Selbst ein Historiendrama wie „Die Bartholomäusnacht“ von Alexandre Dumas, die er er 1994 mit Isabelle Adjani als Königin Margot verfilmte, geriet Chéreau zur intellektuell-erotischen Durchdringung eines politisierten Beziehungsgeflechts.

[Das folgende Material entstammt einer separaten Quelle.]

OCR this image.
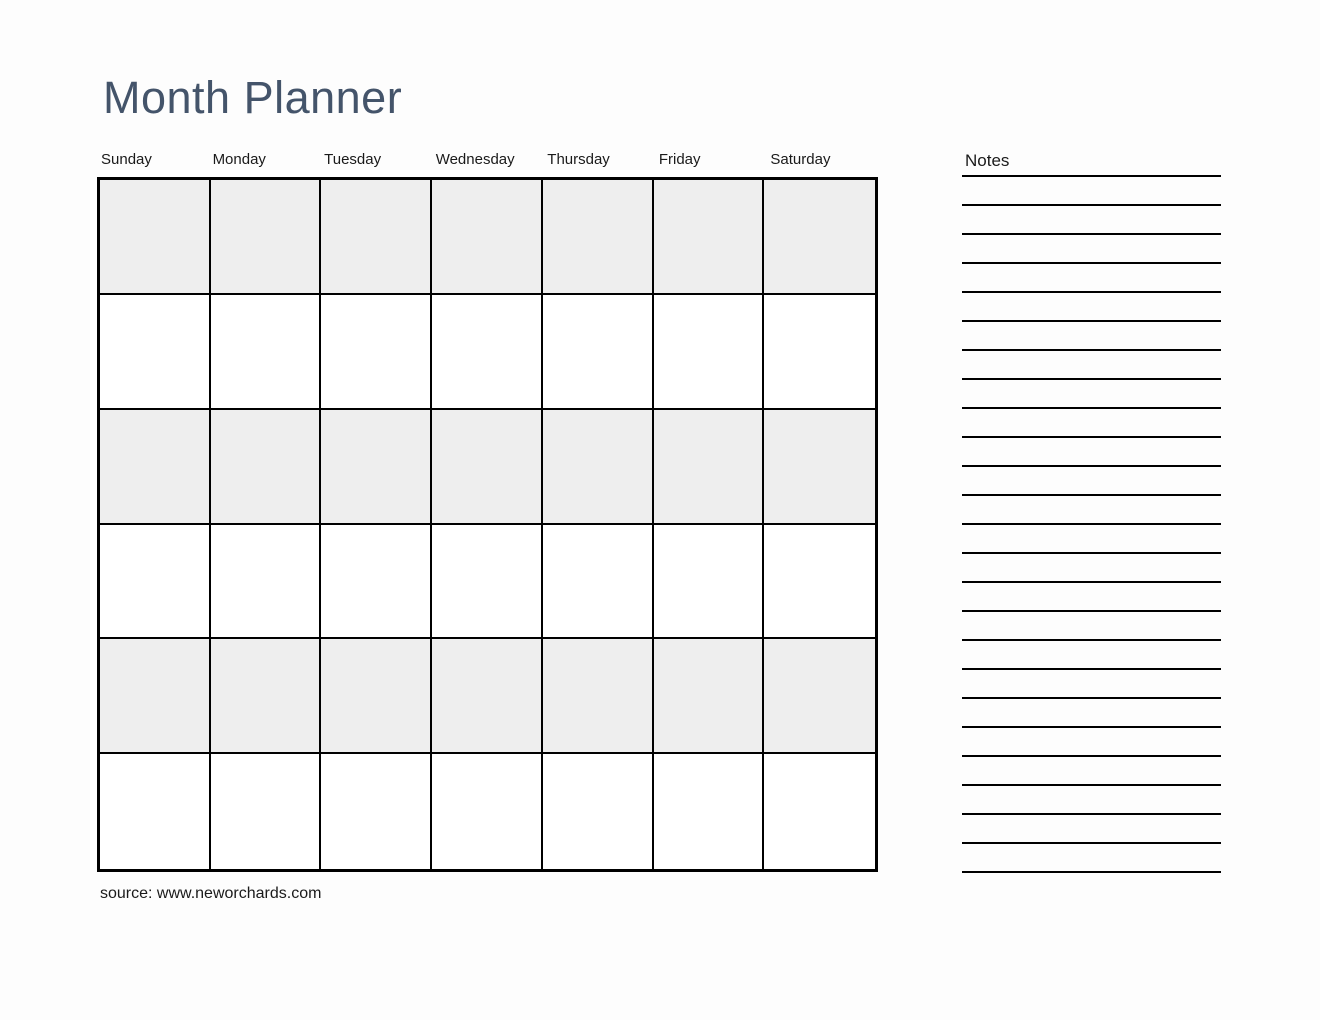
Month Planner
Sunday	Monday	Tuesday	Wednesday	Thursday	Friday	Saturday	Notes
source: www.neworchards.com
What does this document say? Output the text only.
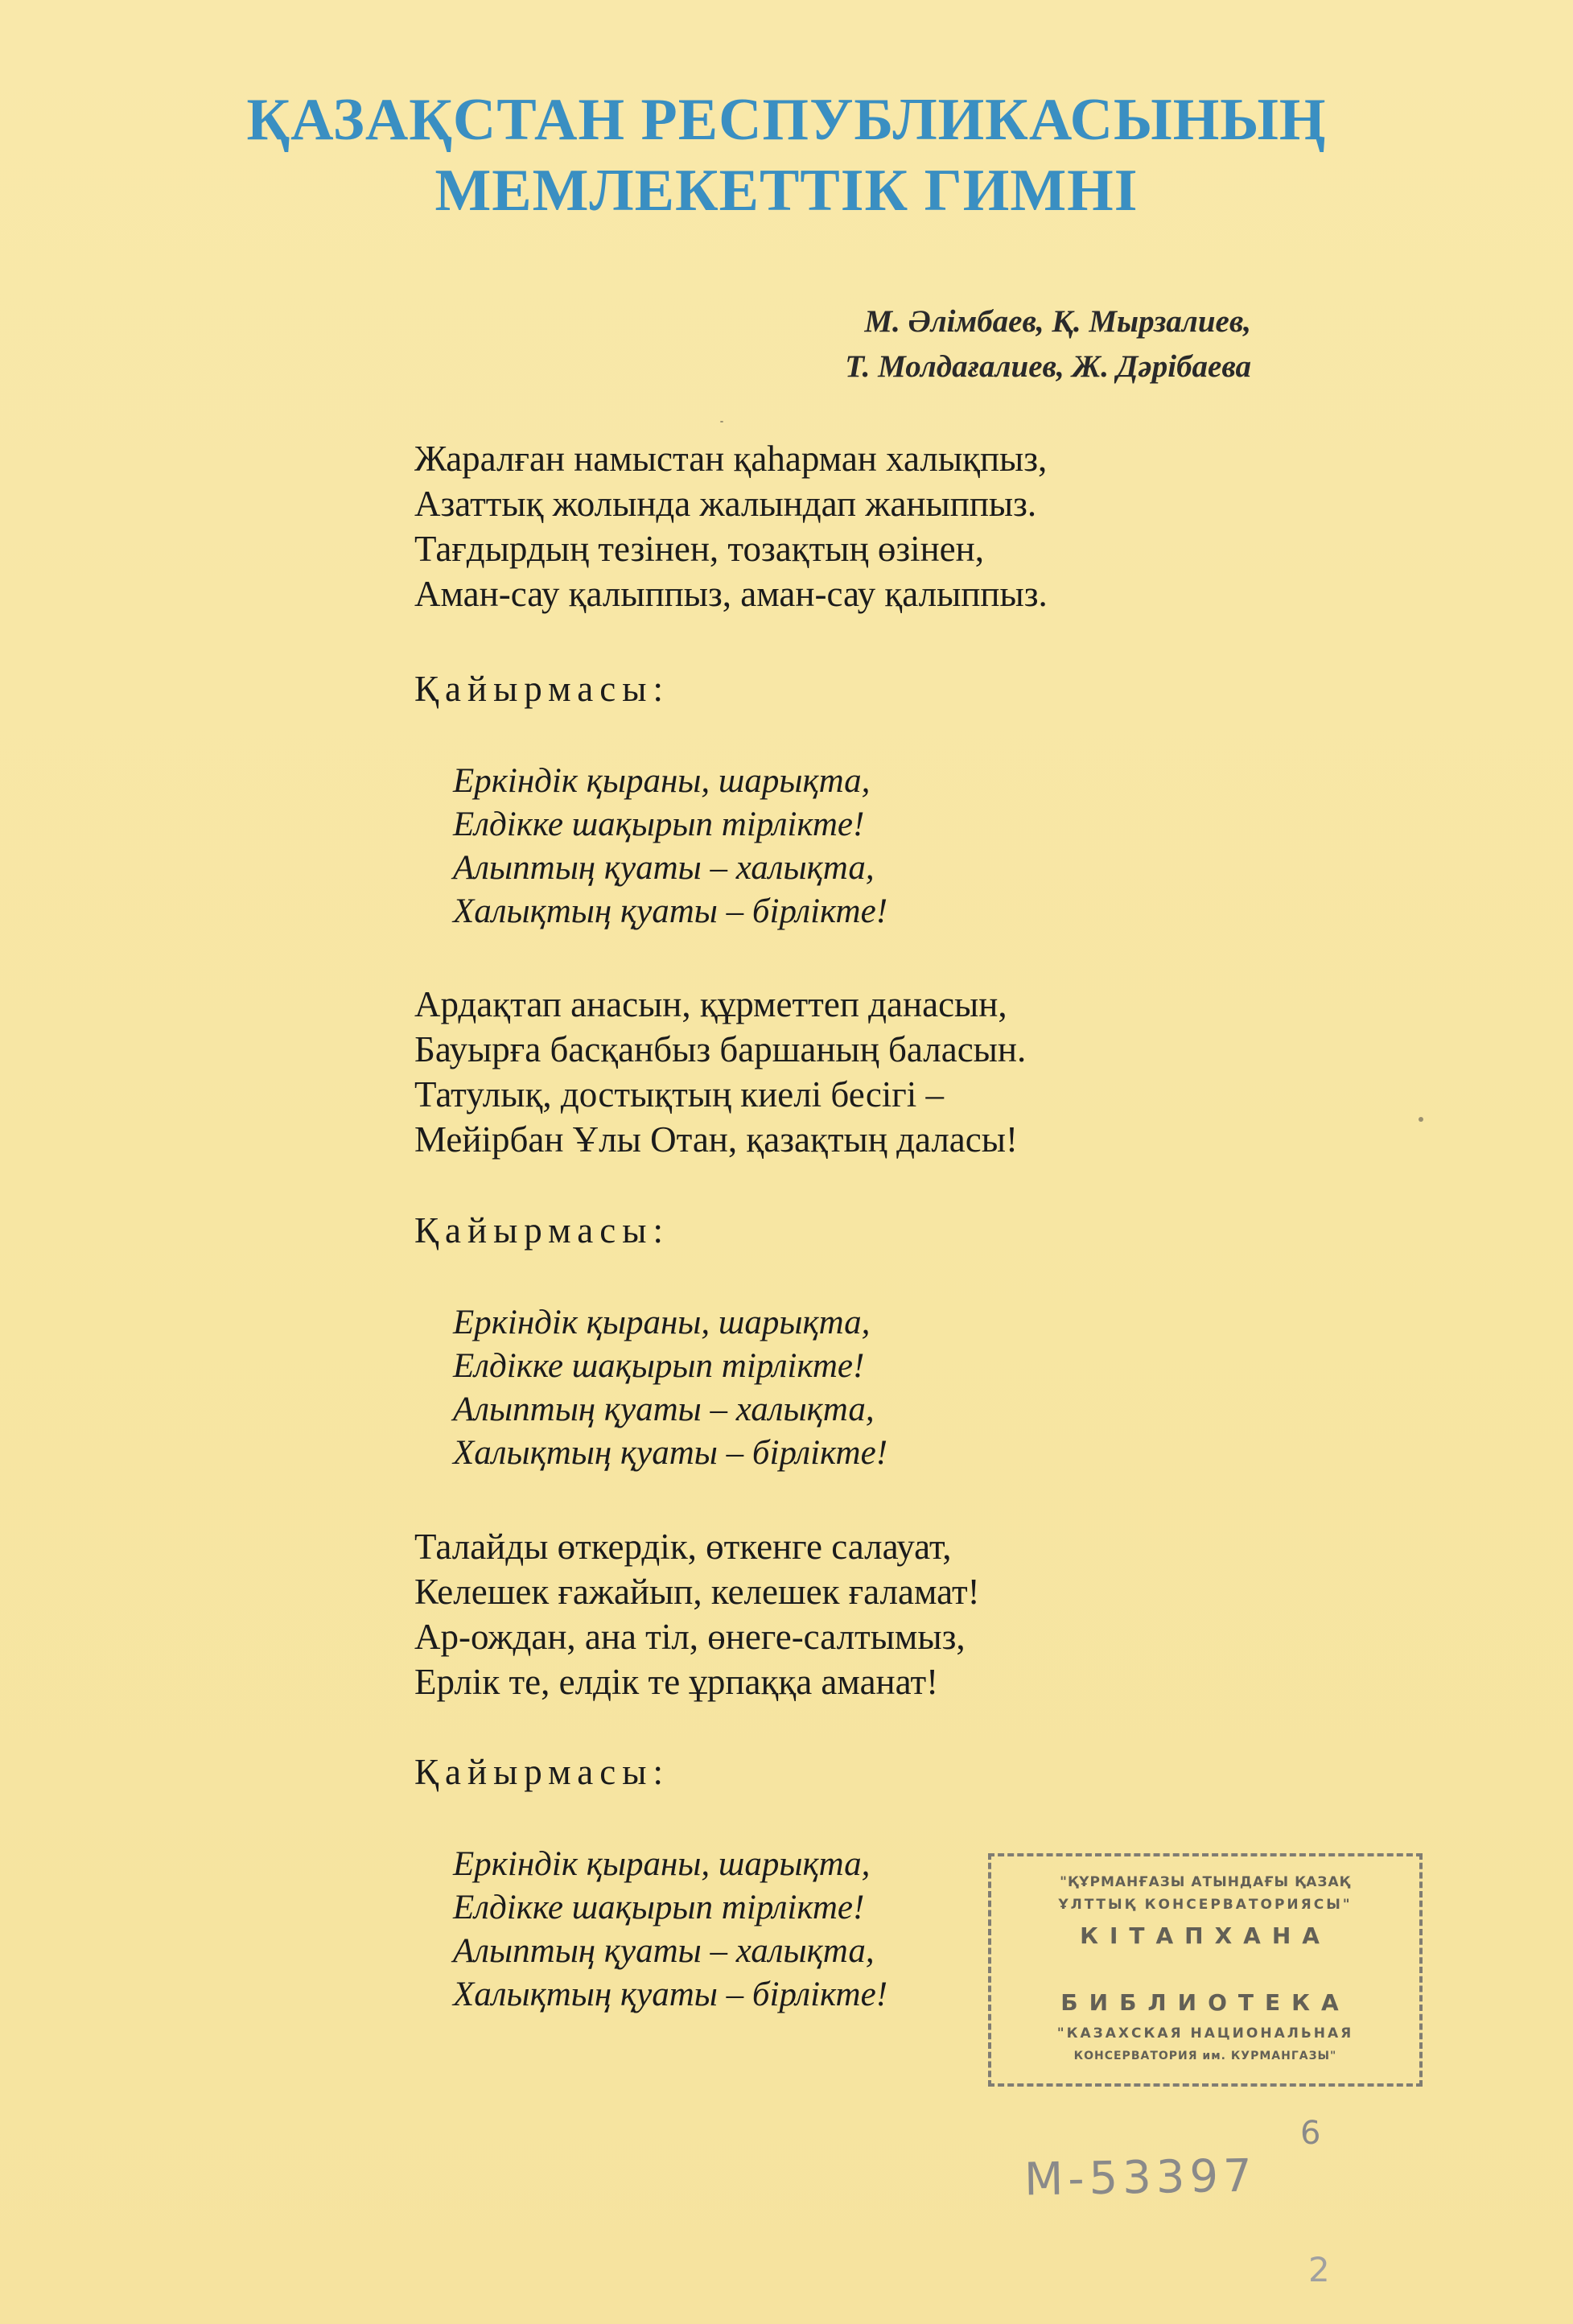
ҚАЗАҚСТАН РЕСПУБЛИКАСЫНЫҢ
МЕМЛЕКЕТТІК ГИМНІ
М. Әлімбаев, Қ. Мырзалиев,
Т. Молдағалиев, Ж. Дәрібаева
Жаралған намыстан қаһарман халықпыз,
Азаттық жолында жалындап жаныппыз.
Тағдырдың тезінен, тозақтың өзінен,
Аман-сау қалыппыз, аман-сау қалыппыз.
Қайырмасы:
Еркіндік қыраны, шарықта,
Елдікке шақырып тірлікте!
Алыптың қуаты – халықта,
Халықтың қуаты – бірлікте!
Ардақтап анасын, құрметтеп данасын,
Бауырға басқанбыз баршаның баласын.
Татулық, достықтың киелі бесігі –
Мейірбан Ұлы Отан, қазақтың даласы!
Қайырмасы:
Еркіндік қыраны, шарықта,
Елдікке шақырып тірлікте!
Алыптың қуаты – халықта,
Халықтың қуаты – бірлікте!
Талайды өткердік, өткенге салауат,
Келешек ғажайып, келешек ғаламат!
Ар-ождан, ана тіл, өнеге-салтымыз,
Ерлік те, елдік те ұрпаққа аманат!
Қайырмасы:
Еркіндік қыраны, шарықта,
Елдікке шақырып тірлікте!
Алыптың қуаты – халықта,
Халықтың қуаты – бірлікте!
"ҚҰРМАНҒАЗЫ АТЫНДАҒЫ ҚАЗАҚ
ҰЛТТЫҚ КОНСЕРВАТОРИЯСЫ"
КІТАПХАНА
БИБЛИОТЕКА
"КАЗАХСКАЯ НАЦИОНАЛЬНАЯ
КОНСЕРВАТОРИЯ им. КУРМАНГАЗЫ"
6
М-53397
2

Es blieb eine Ausnahme, dass er vor einem Klassiker ehrfürchtig zu erstarren schien wie bei Racines „Phèdre“, mit der er 2003 in der Bochumer Jahrhunderthalle die Ruhrtriennale eröffnete. Ohnehin war dieser Perfektionist der größte Kritiker seiner selbst, nie zufrieden, oft unsicher. Seine Kritiker haben nun keine Chance mehr, ihn von der Qualität seiner Arbeit zu überzeugen: Am Montag ist Patrice Chéreau mit 68 Jahren in Paris an den Folgen einer Lungenkrebserkrankung gestorben.